I purchased the new expansion tool made by Milwakee two weeks ago. For the last few months I was having some pain in my forearms (tennis elbow) which I had never had before. It makes expanding fittings painful. 
I finally got my chance to drag out the new shiny tool It performed like a dream. Not only is it light weight, it is fast. I was in and out of the job, because I was not resting in between manual pumps on the tool. Miwakee has a great tool here. Since then I have added 3 more tools from that same line to my truck. It definitely is making my job easier.


----------



## user2090 (Sep 26, 2009)

I do not have that tool, but do have a couple pieces of other m-12 tools, and they got it right with that set. I have the driver in my tool bag, and rarely pull out the big gun for screws anymore.
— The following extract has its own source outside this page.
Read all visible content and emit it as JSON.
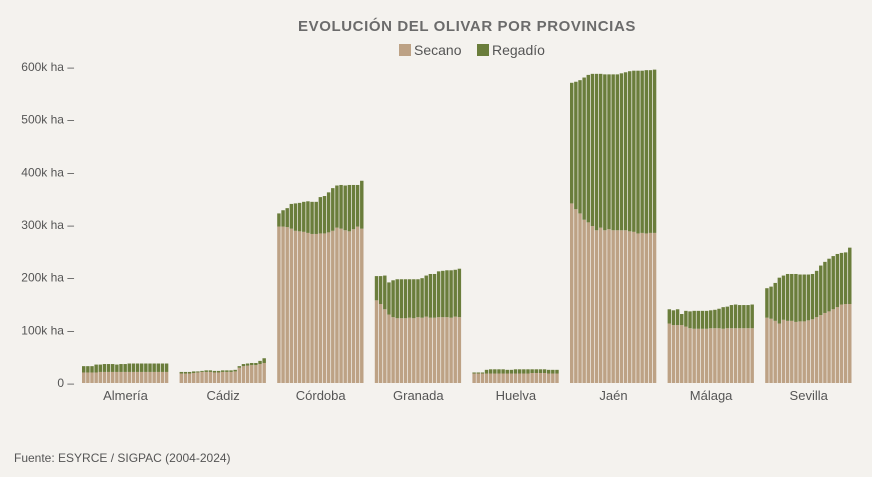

Looking to purchase the tubing cutter, and other parts in the future.


----------



## sanplum (Nov 30, 2010)

I've used it briefly and was pretty happy with it.


----------



## RW Plumbing (Aug 16, 2010)

I bought it too and am really happy with the equipment. I have the hackzall, the copper cutter, the PVC cutter and the pex expander. They all work well and save me tons of time on jobs.


----------



## kiddplum (Feb 7, 2010)

*m12 wirsbo tool*

will the uponer heads work on this tool do they auto rotate or must you buy the Milwaukee heads I understand they auto rotate?


----------



## JK949 (Mar 18, 2009)

The tool comes with heads and the tool auto-rotates by design. I only use the Milwaukee heads that came with the tool.


----------



## BOBBYTUCSON (Feb 8, 2013)

Yes, original uponor heads will work on the propex expander, but will not auto rotate as they do not have the miniature teeth machined around the rear of the head by the cone contact area like milwaukee propex heads do, so you will have to rotate on your own.

And i dont know about light wieght, mines pretty dam heavy.heavier than my pipe wrench.but feels really solid though for sure. Its such a great tool.


----------